オルタナティブスクールの特徴の1つに「学習はしたい人がやる」というものがある。
「サマーヒル・スクール(以下、「サマーヒル」)の場合、学期の初めに学びたい教科をスタッフ(同校では、教師はあくまで「同じ学校の一員」として考えられているため、ここでは「スタッフ」と表現する)に伝えます。すると、生徒たちの要望に応じてスタッフがカリキュラムを組んでくれるんです。大学のコマの取り方と少し似てますが、サマーヒルの場合は先に生徒の要望があり、それに応じてスタッフが個別の時間割を作るようなイメージですね」
では、勉強したくないから要望を出さないとか、希望する教科が極端に偏ってしまう、といったことは実際に起きるのだろうか。
「もちろんそういう選択もできますが、実際にはそういう人はあまりいない気がします。でも、サマーヒルに子どもを入学させる保護者は、もしそうなっても構わないと覚悟したうえで入れている人がほとんどだと思うので……それがどうしても不安なら、逆に公立の学校のほうが向いているのかもしれません」
秀樹さんは「サマーヒルでの授業の質は、今振り返ってみても十分な水準を満たしていた」と感じている。「高校の普通科レベルまでは、問題なく教えられるレベルのスタッフが揃っていたと思います」。
イギリスの食事「最初はきつかった」
サマーヒルでは冬と春に約1カ月ずつの長期休みがあり、そのあいだ寄宿舎は閉鎖するため、寄宿生は実家に帰省して過ごす。年2回の帰国時は何が楽しみだったのかを聞くと「やはり食事です。日本では何を食べても美味しいので。当時はハンバーグとか、子どもらしい食べ物を楽しみにしていた記憶があります」。
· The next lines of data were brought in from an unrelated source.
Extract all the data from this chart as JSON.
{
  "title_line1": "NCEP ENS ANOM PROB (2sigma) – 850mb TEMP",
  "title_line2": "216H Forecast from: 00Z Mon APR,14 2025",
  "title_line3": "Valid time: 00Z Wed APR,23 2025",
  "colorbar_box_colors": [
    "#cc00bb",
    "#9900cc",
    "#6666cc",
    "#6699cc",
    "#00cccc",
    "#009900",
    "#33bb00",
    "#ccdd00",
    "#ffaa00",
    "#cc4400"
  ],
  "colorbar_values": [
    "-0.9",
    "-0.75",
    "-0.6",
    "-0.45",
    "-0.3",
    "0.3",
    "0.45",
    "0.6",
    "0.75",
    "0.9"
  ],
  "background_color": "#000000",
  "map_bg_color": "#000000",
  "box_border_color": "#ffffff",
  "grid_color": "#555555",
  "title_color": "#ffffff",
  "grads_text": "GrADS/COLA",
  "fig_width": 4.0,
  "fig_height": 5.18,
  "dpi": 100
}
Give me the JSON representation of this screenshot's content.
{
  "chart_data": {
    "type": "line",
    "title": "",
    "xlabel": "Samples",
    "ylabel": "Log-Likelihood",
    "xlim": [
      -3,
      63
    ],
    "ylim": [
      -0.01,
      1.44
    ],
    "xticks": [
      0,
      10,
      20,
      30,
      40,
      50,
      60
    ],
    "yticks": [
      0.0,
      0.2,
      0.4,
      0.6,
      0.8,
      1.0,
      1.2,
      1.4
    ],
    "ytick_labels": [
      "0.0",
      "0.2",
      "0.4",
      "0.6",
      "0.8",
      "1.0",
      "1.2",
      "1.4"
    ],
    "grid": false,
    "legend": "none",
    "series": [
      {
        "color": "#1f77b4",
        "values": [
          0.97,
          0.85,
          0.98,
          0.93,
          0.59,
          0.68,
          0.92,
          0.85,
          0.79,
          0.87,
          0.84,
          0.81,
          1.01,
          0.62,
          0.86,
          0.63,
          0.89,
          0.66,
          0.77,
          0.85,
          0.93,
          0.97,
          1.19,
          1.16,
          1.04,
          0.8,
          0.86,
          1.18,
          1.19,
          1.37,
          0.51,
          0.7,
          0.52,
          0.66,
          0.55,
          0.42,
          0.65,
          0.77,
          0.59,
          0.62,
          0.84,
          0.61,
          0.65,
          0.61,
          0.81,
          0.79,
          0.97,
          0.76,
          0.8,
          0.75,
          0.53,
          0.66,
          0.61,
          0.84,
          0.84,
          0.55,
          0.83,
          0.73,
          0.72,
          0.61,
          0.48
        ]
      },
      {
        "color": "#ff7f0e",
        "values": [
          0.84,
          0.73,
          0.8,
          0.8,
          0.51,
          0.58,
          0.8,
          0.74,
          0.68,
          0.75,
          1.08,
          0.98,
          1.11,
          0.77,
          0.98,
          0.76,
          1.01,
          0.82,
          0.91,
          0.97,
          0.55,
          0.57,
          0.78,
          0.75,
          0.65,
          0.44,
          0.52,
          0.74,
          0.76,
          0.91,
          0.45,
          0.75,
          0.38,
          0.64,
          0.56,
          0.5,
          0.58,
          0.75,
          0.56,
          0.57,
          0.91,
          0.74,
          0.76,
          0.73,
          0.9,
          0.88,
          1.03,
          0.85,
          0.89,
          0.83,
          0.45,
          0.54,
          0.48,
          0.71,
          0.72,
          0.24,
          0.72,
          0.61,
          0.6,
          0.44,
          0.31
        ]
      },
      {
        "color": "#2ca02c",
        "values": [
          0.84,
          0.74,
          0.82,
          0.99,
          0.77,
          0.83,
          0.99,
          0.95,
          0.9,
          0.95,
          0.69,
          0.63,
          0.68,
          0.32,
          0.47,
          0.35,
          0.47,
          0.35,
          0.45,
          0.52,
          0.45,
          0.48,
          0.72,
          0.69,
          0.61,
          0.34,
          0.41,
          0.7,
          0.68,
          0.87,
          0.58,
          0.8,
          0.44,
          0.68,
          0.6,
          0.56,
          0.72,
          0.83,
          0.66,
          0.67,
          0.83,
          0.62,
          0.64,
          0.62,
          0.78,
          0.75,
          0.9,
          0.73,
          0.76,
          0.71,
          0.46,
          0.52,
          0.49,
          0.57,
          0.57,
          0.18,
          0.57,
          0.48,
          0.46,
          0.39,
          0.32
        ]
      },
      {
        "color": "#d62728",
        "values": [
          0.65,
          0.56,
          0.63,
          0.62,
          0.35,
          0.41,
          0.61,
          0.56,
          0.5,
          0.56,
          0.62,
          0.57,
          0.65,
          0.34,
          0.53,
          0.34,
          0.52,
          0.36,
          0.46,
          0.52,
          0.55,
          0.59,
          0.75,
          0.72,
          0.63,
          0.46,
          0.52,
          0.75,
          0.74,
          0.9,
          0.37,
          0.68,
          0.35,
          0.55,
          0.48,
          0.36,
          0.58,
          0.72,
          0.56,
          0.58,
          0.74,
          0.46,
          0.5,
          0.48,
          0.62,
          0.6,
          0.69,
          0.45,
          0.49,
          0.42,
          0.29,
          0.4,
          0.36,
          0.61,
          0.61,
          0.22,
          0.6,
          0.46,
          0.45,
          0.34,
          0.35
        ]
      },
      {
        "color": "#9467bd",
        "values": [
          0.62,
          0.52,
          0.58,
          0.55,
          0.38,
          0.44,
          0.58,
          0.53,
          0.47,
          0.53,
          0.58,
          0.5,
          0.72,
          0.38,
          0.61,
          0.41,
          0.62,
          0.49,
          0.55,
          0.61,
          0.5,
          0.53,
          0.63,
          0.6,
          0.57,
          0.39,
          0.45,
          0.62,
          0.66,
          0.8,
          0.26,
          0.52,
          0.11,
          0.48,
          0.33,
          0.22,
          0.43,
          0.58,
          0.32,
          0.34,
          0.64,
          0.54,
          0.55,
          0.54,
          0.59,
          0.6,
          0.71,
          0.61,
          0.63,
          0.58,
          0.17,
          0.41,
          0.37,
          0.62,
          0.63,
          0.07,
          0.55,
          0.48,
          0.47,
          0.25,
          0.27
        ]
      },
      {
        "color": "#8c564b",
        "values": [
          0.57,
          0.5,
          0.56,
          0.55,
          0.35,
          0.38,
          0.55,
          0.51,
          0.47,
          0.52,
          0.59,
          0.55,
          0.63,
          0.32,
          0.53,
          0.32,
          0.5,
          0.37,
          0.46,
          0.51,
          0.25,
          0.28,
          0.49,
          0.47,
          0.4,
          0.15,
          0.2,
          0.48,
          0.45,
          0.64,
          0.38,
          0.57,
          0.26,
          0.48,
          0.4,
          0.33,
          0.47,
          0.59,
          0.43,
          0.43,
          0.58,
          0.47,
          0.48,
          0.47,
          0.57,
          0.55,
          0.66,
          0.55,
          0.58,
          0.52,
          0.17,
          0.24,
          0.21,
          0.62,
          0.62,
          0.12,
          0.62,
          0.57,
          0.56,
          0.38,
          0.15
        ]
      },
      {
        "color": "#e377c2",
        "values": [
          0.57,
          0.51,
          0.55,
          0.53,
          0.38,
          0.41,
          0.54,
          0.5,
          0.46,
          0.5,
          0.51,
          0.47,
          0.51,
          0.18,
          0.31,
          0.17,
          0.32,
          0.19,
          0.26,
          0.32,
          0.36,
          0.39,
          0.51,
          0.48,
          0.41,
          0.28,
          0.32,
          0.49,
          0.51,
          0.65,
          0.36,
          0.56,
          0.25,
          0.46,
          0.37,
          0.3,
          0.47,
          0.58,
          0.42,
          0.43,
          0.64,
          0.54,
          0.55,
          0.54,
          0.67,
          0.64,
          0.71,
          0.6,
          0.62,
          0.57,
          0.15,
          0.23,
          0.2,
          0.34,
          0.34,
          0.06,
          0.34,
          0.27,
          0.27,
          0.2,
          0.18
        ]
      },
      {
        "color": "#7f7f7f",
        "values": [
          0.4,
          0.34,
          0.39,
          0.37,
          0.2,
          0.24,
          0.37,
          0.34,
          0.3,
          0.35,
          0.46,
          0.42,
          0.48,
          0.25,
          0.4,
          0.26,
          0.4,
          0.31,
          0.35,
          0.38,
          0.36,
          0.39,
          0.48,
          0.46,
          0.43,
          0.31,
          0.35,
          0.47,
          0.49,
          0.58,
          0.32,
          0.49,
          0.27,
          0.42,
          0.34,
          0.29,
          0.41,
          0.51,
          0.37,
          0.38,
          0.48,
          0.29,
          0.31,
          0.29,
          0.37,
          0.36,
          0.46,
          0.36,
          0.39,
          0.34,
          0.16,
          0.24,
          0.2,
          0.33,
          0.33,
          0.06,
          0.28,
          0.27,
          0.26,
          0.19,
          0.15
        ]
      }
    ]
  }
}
寄宿舎の食事事情を尋ねると、秀樹さんはなんとも言えない笑みを浮かべながら「まあ……かなり微妙でした」と答えた。定番のフィッシュ&チップスのほか、パスタやピザ、焼きそばのようなアジア系の料理も提供されていたが、「正直、最初は完食するのはちょっと……という感じで、日本からインスタントのものを持ち込んでしのいでいました(苦笑)。でも、それも徐々に慣れていきました」。